News Service of Florida has: Five questions for Bob Martinez

By Margie Menzel

The News Service of Florida

Martinez appeared before the Senate Governmental Oversight and Accountability Committee to back a measure (SB 708) allocating $1.5 million for the reburial of bodies removed from the Dozier site and establishing a memorial there.

“I can recall as a youngster that if you misbehaved or disobeyed you’d often hear, ‘You’re going to end up in Marianna,'” the 81-year-old Martinez told lawmakers. “You sort of grew up thinking that must be one hell of a hellhole.”

A senior policy advisor with Holland & Knight, Martinez served as Florida’s governor from 1987 to 1991. Before that, he’d been mayor of Tampa and vice chairman of the Southwest Water Management District. From 1991 to 1993, he was the nation’s second drug czar under then-President George H.W. Bush.

Martinez was the first Florida governor of Hispanic descent and the second Republican in that office since Reconstruction. He continues to serve on corporate boards, and maintains offices in Tampa, Tallahassee and Washington, D.C.

The News Service of Florida has five questions for Bob Martinez:

Q: How did you get involved with the Dozier victims?

MARTINEZ: Well, once the school closed in 2011, and some of the surviving members of the class of Dozier started to communicate with one another — because of Facebook and all the other social media that exist now — they formed an organization and said, “Maybe it’s time to take a look at what happened there.”

Then (University of South Florida anthropology professor) Dr. (Erin) Kimmerle surfaces, with her fine work, and began to bring attention to it. So we assisted in the appropriations process, so that Dr. Kimmerle’s work could continue. Now it’s basically concluded — and now, as a next step, what do we do? And so this is a good step. The bill by (Tampa Democrats) Sen. (Arthenia) Joyner and (Rep.) Ed Narain, I think is a good step forward.

The governor and Cabinet as a body is looking at the findings of Dr. Kimmerle, and have to decide about the remains that are there and decide what to do with that property. So it’s all being pushed forward at a nice pace at this time.

Q: You’re working with Democrats on this, even holding your press conference in the Senate Democratic Office. We don’t see much of that these days.

MARTINEZ: Yeah, when the $200,000 were appropriated, it was bipartisan, too. So I think it’s one of those issues that — you know, the issue of rights don’t have partisan politics. And so this is not a public policy issue. This is to try to at least bring closure — and if there’s a remedy to anything, to bring it forth. And of course, I’m very proud that two of my hometown legislators from Hillsborough County, where I’m from, are involved with it. So I thought the committees today did not vote partisan; they voted the right thing.

Q: Given your Spanish ancestry, what do you make of the role of immigrants in the 2016 presidential campaign?

MARTINEZ: No one issue ever dominates an election cycle. Some things sound more like a good bite, so it’s used more than another. But the issue of controlling a country’s borders is not unique to the United States. Every country does that.

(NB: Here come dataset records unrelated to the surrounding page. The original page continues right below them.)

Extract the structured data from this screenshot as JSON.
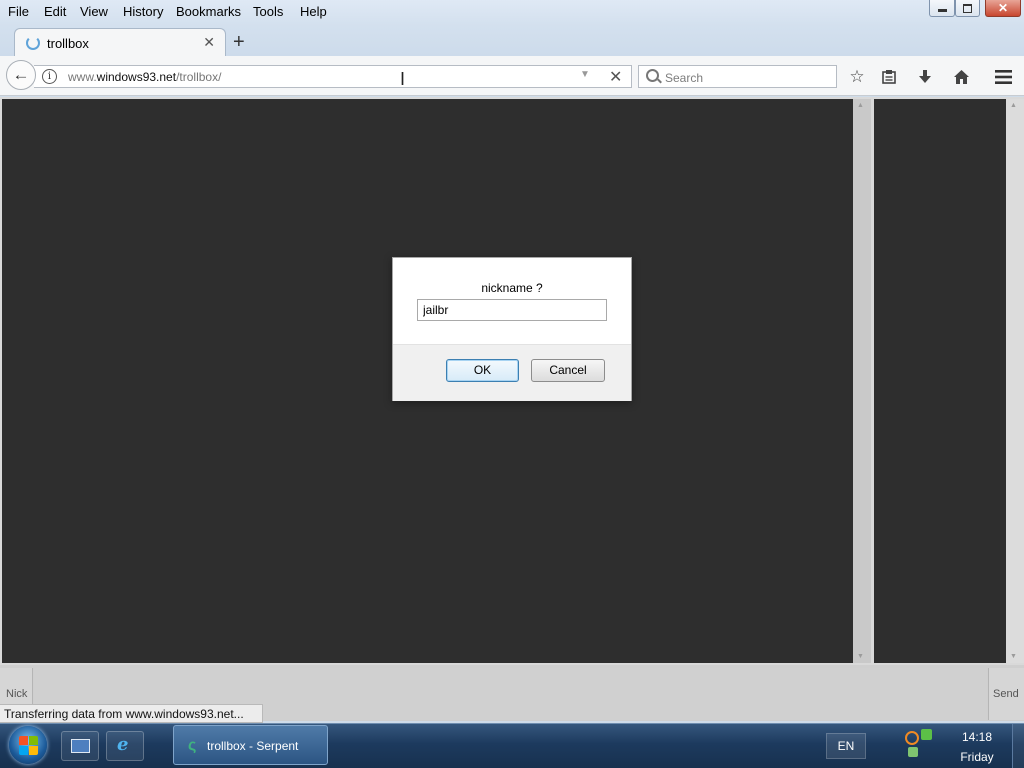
{
  "menu": {
    "file": "File",
    "edit": "Edit",
    "view": "View",
    "history": "History",
    "bookmarks": "Bookmarks",
    "tools": "Tools",
    "help": "Help"
  },
  "tab": {
    "title": "trollbox",
    "new_tab": "+"
  },
  "urlbar": {
    "url_prefix": "www.",
    "url_domain": "windows93.net",
    "url_path": "/trollbox/"
  },
  "search": {
    "placeholder": "Search"
  },
  "page": {
    "nick_label": "Nick",
    "send_label": "Send",
    "status": "Transferring data from www.windows93.net..."
  },
  "dialog": {
    "question": "nickname ?",
    "input_value": "jailbr",
    "ok_label": "OK",
    "cancel_label": "Cancel"
  },
  "taskbar": {
    "task_title": "trollbox - Serpent",
    "language": "EN",
    "time": "14:18",
    "day": "Friday"
  },
  "icons": {
    "back": "back-arrow-icon",
    "info": "info-icon",
    "search": "search-icon",
    "bookmark": "star-icon",
    "library": "clipboard-icon",
    "downloads": "download-icon",
    "home": "home-icon",
    "menu": "hamburger-menu-icon"
  },
  "colors": {
    "chat_background": "#2e2e2e",
    "taskbar": "#1d3a5e",
    "ok_button_border": "#3c7fb1"
  }
}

It’s a compliment that people want to come here. And our country needs to be sure it always has got the labor force required. But all that has to be done legally. Otherwise you lose control of your border, you lose control of who you are. And we are a nation, we’re called Americans, and that’s what this country is all about.

Q: You secured what was likely the first collective bargaining agreement for teachers in the state, for Hillsborough County. A lot has happened to public education since then — if you could magically fix it, what changes would you make?

MARTINEZ: That’s what happens — someone’s got the magic wand and it doesn’t work. So there will be magic wands in education forevermore. And when it doesn’t work, somebody waves another one. And so it’s really not much new, but you know, times have changed — and with it, everything changes. Institutions change. So what may have worked back in the ’60s and ’70s doesn’t necessarily mean it works in the year 2016. So as a result, evolution takes place, changes take place — some for the better, some for not — but education is a constant state of change. And I guess a formula for perfection is not going to be found.

Q: If you could do anything over from your gubernatorial term, what would it be? Personal services tax? Abortion? What would you do differently?

MARTINEZ: The problem with redoing it — you can never redo just one thing. You have to recycle everything back, and all the other things might not have happened for me. So I never go back. Rear-view mirrors are for those who have nothing else to do. I look forward, always, so there’s nothing much that I would redo.

(Well, then, what are you looking forward to?) Well, obviously, continued good health is the main thing you want. Being able to engage with tomorrow’s issues, deal with today’s problems, be sure that the clients I have at Holland & Knight do well, that all the non-profit boards I sit on do well and continue to prosper and provide services — and that my wife and I will enjoy our next anniversary, which will be our 62nd.